Normally you just don't care about a bit loss in precision and use np.testing.assert_almost_equal or similar functions that let you test for a specific absolute and/or relative difference.
In case you want to do it with much higher precision you need to use a type that has infinite or at least user-defined precision: decimal.Decimal or fractions.Fraction or switch to a symbolic math library like sympy.
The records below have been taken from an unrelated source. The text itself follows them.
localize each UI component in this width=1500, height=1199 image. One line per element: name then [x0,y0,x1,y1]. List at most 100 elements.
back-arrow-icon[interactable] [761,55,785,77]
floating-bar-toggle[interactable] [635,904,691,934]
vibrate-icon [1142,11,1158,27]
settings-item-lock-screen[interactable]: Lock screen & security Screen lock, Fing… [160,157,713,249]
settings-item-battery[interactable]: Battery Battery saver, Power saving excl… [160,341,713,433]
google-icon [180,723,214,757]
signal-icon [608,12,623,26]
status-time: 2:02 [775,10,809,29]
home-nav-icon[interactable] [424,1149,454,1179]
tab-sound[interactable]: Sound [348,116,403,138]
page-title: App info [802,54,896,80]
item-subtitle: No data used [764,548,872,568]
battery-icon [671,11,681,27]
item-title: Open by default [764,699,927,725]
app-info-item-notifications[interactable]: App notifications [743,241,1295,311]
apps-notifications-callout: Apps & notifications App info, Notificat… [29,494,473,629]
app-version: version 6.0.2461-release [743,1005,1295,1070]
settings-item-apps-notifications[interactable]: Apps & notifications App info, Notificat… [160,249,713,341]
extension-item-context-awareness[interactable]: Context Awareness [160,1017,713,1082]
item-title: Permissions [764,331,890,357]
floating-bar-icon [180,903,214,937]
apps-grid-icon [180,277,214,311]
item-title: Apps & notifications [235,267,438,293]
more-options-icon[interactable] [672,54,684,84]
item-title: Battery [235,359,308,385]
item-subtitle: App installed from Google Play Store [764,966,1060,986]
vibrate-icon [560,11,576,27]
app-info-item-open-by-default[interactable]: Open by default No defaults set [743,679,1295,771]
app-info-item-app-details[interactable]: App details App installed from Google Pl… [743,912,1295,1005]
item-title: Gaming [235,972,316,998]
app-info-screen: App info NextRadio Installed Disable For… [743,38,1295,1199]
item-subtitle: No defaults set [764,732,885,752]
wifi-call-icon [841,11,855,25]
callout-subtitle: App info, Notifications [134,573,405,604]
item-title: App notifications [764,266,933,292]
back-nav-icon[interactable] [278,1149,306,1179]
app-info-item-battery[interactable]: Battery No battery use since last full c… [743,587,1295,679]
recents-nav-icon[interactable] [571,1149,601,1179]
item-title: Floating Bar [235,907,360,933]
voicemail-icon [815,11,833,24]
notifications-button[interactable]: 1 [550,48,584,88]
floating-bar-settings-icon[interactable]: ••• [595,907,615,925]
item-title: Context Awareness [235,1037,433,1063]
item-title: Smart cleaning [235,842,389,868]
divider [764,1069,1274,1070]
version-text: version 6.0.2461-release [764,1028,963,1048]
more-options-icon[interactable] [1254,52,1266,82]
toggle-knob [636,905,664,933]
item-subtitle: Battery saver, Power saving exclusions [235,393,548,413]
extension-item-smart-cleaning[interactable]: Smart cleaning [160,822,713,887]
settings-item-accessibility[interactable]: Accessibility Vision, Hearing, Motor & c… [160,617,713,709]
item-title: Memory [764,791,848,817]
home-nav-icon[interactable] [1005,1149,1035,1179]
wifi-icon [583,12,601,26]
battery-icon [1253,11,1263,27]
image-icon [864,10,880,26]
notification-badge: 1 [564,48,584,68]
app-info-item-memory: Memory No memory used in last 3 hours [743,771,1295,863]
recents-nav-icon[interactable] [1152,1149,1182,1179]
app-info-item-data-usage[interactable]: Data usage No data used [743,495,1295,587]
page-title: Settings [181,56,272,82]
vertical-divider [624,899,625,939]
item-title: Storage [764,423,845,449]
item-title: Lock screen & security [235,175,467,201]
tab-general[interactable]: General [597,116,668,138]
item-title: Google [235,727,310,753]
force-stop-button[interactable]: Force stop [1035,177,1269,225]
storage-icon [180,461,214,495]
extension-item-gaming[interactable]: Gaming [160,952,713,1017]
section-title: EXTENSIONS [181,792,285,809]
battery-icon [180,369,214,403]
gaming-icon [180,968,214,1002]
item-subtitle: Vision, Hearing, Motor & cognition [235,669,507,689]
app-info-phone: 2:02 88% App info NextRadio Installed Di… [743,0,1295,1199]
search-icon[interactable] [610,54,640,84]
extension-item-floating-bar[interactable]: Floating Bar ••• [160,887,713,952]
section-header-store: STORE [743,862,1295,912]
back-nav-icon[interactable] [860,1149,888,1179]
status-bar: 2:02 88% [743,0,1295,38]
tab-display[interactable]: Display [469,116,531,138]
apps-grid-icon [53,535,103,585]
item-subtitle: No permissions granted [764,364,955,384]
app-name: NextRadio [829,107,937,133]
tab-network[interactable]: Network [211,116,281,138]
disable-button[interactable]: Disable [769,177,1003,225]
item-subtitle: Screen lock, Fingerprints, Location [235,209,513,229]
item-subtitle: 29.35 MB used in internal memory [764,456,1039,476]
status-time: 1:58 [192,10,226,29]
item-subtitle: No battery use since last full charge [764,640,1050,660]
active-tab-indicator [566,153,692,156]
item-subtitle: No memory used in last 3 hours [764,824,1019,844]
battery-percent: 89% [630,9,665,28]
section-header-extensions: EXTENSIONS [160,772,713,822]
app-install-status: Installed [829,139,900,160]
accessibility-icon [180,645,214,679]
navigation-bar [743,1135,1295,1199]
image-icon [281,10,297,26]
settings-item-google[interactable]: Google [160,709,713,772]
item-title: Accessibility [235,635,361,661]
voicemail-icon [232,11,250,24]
I was testing some code which, among other things, runs a linear regression of the form y = m * x + b on some data. To keep things simple, I set my x and y data equal to each other, expecting the model to return one for the slope and zero for the intercept. However, that's not what I saw. Here's a super boiled-down example, taken mostly from the numpy docs:
>>> y = np.arange(5)
>>> x = np.arange(5)
>>> A = np.vstack([x, np.ones(5)]).T
>>> np.linalg.lstsq(A, y)
(array([ 1.00000000e+00, -8.51331872e-16]), array([ 7.50403936e-31]), 2, array([ 5.78859314, 1.22155205]))
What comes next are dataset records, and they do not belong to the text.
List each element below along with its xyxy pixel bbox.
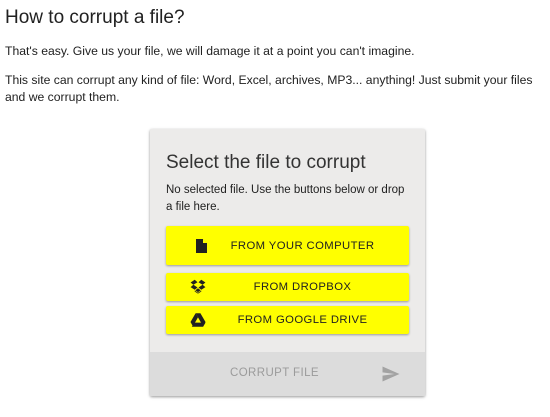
card-footer: CORRUPT FILE (150, 352, 425, 396)
from-dropbox-button[interactable]: FROM DROPBOX (166, 273, 409, 301)
page-heading: How to corrupt a file? (5, 7, 185, 28)
send-icon (382, 366, 400, 382)
selection-status-text: No selected file. Use the buttons below … (166, 184, 405, 213)
corrupt-file-button[interactable]: CORRUPT FILE (150, 352, 425, 396)
description-text: This site can corrupt any kind of file: … (5, 73, 533, 104)
from-google-drive-label: FROM GOOGLE DRIVE (237, 314, 368, 326)
card-title: Select the file to corrupt (166, 152, 366, 173)
from-computer-label: FROM YOUR COMPUTER (230, 239, 375, 252)
from-google-drive-button[interactable]: FROM GOOGLE DRIVE (166, 306, 409, 334)
from-computer-button[interactable]: FROM YOUR COMPUTER (166, 226, 409, 265)
intro-text: That's easy. Give us your file, we will … (5, 44, 415, 58)
file-select-card[interactable]: Select the file to corrupt No selected f… (150, 129, 425, 396)
page: How to corrupt a file? That's easy. Give… (0, 0, 550, 417)
corrupt-file-label: CORRUPT FILE (230, 367, 319, 379)
from-dropbox-label: FROM DROPBOX (253, 281, 352, 293)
>>> # ^slope ^intercept ^residuals ^rank ^singular values
Numpy finds the exact slope of the true line of best fit (one), but reports an intercept that, while very very small, is not zero. Additionally, even though the data can be perfectly modeled by a linear equation y = 1 * x + 0, because this exact equation is not found, numpy reports a tiny but non-zero residual value.
As a sanity check, I tried this out in R (my "native" language), and observed similar results:
> x <- c(0 : 4)
> y <- c(0 : 4)
> lm(y ~ x)
Call:
lm(formula = y ~ x)
Coefficients:
(Intercept) x
-3.972e-16 1.000e+00
My question is, why and under what circumstances does this happen? Is it an artifact of looking for a model with a perfect fit, or is there always a tiny bit of noise added to regression output that we usually just don't see? In this case, the answer is almost certainly close enough to zero, so I'm mainly driven by academic curiosity. However, I also wonder if there are cases where this effect could be magnified to be nontrivial relative to the data.
I've probably revealed this by now, but I have basically no understanding of lower-level programming languages, and while I once had a cursory understanding of how to do this sort of linear algebra "by hand", it has long ago faded from my mind.
It looks like numerical error, the y-intercept is extremely small.
Python, and numpy included, uses double precision floating point numbers by default. These numbers are formatted to having a 52 bit coefficient (see this for floating point explanation, and this for scientific notation explanation of "base")
In your case, you found a y-intercept of ~4e-16. As it turns out, a 52 bit coefficient has roughly 2e-16 accuracy. Basically, in the regression, you subtracted a number on the order of 1 from something closely resembling itself, and hit the numerical precision of double floating point.